Ok. So I met this girl online. Well kinda. She emailed about a dozen people at random hoping to make a few new connections, and apparently I was the only one who wrote back. So we exchanged a few emails. She seemed neat. Clever in a kind of pessimistic way.
Well, I think I scared her off. She said something that I interpreted wrong and to which I replied casually “my first girly-crush was on a geek-girl”. If I have offended her, I feel bad. And if she misunderstood that as me coming on to her, I must laugh a little, because I wasn’t. Guys I don’t date have told me in casual conversation that their first “crush” was in 2nd grade, on the girl with glasses and they used to hold hands at recess. Does this sound like a pick-up line to you?
Anyway, most likely I am just mad-paranoid and that whole inferiority complex I must still have is rearing it’s ugly head in the form of “I must still be a freak”. bleh.
Oh… and if she’s reading this… I hope she knows that I’m posting this here just to release a bit of tension… this is just another journal entry and is meant to be socially non-destructive. (In other words: write back ok?!)
In Other News: Last night, I was about 12 or 13 years old, and this greasy scary fat man kidnapped me and took me into this room with white walls and mirrors. He put me in a wooden chair (like a baby’s high-chair) and with this disgusting toothy grin, pulled my pigtails away from my head and pressed a gun to them… He shot my hair a dozen times because he kept missing. In the end, he’d given me this butchered and very choppy hair-cut. I touched my hair, and looked into one of the mirrors. I saw that I wasn’t 13 years old. I was really 19. The man disappeared as far as I could tell. I looked down at the chair I was sitting in and discovered it was very old, and the yellow and blue flowers painted on it were chipping away.
Yesterday I had this geekiness-related emotional breakdown. Or something. It was the result of a fight Tomo and I had… which had been triggered by the fact that I knew more about his computer than he did… It was a stupid fight. Well, the initial one anyway. Because I really am not a geek. And my confusion over why I keep trying to be one, even though all it does is alienate me from my non-geeky friends, and make me feel stupid…I tried to write about all this, but the words I typed weren’t expressing what I was feeling. So I made the entry private.
Later in the evening, Tomo and I were talking about our trip to Kochi, and the fact that I am absolutely terrified of the idea of meeting his parents came up, and poured down my face. So it was emotional breakdown number two. But the two incidents, I realize now, were because of the same thing. The same loose wire in my brain was causing both.
I am still a child.
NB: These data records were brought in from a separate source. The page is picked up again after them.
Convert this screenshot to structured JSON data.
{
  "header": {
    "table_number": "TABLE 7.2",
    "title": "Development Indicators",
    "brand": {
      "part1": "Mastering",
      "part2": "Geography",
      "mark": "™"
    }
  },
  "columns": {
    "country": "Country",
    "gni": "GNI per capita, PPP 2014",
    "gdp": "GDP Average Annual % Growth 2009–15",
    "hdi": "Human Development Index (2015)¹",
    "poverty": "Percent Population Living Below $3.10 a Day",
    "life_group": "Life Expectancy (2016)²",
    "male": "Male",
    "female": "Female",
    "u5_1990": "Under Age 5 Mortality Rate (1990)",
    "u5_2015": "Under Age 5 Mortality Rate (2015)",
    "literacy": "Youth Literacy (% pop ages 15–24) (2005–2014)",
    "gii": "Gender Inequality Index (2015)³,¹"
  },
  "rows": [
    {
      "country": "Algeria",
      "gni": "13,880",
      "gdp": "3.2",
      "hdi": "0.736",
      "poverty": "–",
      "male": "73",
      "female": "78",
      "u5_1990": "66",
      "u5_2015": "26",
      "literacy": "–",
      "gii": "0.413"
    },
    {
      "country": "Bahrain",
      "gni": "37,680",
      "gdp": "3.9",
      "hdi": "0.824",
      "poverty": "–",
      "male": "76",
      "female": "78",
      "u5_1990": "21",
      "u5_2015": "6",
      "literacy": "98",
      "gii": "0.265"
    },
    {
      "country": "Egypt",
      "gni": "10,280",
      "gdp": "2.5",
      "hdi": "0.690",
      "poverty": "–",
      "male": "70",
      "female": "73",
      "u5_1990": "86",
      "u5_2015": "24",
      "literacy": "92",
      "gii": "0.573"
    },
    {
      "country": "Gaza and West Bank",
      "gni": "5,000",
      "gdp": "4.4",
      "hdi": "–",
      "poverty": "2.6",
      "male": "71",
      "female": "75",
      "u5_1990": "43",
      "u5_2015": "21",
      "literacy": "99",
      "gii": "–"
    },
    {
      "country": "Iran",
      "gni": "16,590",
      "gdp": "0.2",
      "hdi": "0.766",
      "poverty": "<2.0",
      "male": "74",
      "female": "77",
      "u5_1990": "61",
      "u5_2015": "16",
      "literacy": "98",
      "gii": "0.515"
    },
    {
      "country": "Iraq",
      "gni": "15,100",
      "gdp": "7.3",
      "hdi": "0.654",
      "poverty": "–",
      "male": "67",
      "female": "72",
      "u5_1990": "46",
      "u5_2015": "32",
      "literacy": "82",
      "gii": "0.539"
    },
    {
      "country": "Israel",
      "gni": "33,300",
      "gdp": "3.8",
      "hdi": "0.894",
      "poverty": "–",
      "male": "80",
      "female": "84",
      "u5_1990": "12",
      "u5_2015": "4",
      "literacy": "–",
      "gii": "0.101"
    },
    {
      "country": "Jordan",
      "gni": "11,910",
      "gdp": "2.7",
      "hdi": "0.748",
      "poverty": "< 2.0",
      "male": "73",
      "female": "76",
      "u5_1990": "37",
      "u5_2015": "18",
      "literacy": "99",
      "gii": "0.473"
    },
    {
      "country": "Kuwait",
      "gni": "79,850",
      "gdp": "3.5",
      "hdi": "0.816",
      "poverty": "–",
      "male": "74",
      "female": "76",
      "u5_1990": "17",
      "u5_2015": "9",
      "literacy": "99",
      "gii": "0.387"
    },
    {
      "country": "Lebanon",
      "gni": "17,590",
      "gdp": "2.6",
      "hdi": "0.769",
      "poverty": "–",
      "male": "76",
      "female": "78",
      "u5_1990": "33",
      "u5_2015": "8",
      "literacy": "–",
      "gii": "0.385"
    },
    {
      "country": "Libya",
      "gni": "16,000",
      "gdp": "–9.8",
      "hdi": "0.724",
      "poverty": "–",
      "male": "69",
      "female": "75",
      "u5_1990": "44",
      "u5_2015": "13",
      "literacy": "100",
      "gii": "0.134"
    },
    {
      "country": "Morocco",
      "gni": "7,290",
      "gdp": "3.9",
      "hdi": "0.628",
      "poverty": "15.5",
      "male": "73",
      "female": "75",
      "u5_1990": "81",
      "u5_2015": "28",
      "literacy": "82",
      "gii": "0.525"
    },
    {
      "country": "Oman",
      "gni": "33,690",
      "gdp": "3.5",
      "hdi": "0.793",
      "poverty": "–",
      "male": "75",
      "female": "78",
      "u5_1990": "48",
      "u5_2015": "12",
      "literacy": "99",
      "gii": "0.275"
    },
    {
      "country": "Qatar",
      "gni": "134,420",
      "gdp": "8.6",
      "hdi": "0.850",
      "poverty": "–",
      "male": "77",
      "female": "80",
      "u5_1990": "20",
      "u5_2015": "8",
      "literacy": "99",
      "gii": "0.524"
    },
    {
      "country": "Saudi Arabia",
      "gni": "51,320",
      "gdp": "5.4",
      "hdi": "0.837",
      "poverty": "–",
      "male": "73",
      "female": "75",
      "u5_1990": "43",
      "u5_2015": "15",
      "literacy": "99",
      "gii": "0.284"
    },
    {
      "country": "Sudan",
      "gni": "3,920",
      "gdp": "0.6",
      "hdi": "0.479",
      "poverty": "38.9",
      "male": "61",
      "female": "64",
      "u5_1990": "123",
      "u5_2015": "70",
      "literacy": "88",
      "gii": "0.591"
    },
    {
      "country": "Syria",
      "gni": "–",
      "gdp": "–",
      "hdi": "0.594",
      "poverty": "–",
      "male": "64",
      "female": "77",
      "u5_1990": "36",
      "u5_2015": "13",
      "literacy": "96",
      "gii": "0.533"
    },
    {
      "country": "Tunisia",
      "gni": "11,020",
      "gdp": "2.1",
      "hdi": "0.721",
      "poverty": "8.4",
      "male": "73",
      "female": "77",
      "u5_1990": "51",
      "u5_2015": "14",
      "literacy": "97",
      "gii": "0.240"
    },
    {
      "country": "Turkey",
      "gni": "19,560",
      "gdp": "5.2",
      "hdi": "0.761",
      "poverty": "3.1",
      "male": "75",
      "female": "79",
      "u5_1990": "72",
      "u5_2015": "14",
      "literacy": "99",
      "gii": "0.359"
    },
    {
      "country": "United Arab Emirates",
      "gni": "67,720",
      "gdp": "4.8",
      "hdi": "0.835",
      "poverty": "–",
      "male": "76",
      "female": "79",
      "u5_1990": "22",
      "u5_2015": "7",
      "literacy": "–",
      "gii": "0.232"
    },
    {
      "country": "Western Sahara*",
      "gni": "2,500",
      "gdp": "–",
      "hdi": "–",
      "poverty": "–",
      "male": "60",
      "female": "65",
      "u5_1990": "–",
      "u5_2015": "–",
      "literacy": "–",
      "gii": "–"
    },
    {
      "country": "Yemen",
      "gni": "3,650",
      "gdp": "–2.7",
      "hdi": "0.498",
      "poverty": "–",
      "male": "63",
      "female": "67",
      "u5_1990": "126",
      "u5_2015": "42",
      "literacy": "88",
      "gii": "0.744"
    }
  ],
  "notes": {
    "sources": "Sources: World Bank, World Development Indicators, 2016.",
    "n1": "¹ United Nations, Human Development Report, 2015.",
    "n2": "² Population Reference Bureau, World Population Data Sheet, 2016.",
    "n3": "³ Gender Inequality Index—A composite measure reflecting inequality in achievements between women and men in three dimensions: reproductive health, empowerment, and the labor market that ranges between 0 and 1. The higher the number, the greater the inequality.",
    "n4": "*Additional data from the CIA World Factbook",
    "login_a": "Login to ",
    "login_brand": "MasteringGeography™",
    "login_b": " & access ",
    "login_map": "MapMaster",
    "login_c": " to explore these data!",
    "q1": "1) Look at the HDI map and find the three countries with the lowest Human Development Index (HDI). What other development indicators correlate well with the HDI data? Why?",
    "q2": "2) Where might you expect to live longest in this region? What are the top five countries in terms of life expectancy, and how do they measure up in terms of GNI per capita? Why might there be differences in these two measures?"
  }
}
And not because I like to watch cartoons (Tomo might beg to differ). But because I am still dependent on other people’s encouragement and approval of me. Without it, I feel alone, lost and purposeless most of the time. There are situations, and certain times when I do feel less like a child, and more like the butterfly in Hope for the Flowers. Like when I drove up to Bellingham the first time. It was my time to learn that thing, and I wanted to go… Independence was mine. I was alive.
So I am still a child. And I guess it is ok, as long as I don’t let myself wallow in self-pity because of my emotional immaturity. As long a I keep listening for the tiny voice that will tell me that I am ready to “drive to Bellingham” again. As long as I don’t become dependent on this aspect of my identity to feel real.
Someday, I will know where I am going. I won’t be afraid of people’s opinions, and I won’t crave them either. Maybe I will be the only person in the world, and maybe I will die of old age the very next day… but it will happen.
But until then, if you tease me about watching more hours of cartoons than some lonely fcuks watch of porno, I swear, watch your mailbox… There will soon be a package from Japan that you probably shouldn’t open because of the 2.7 kilograms of KUNG FU that will knock you on your ass if you do.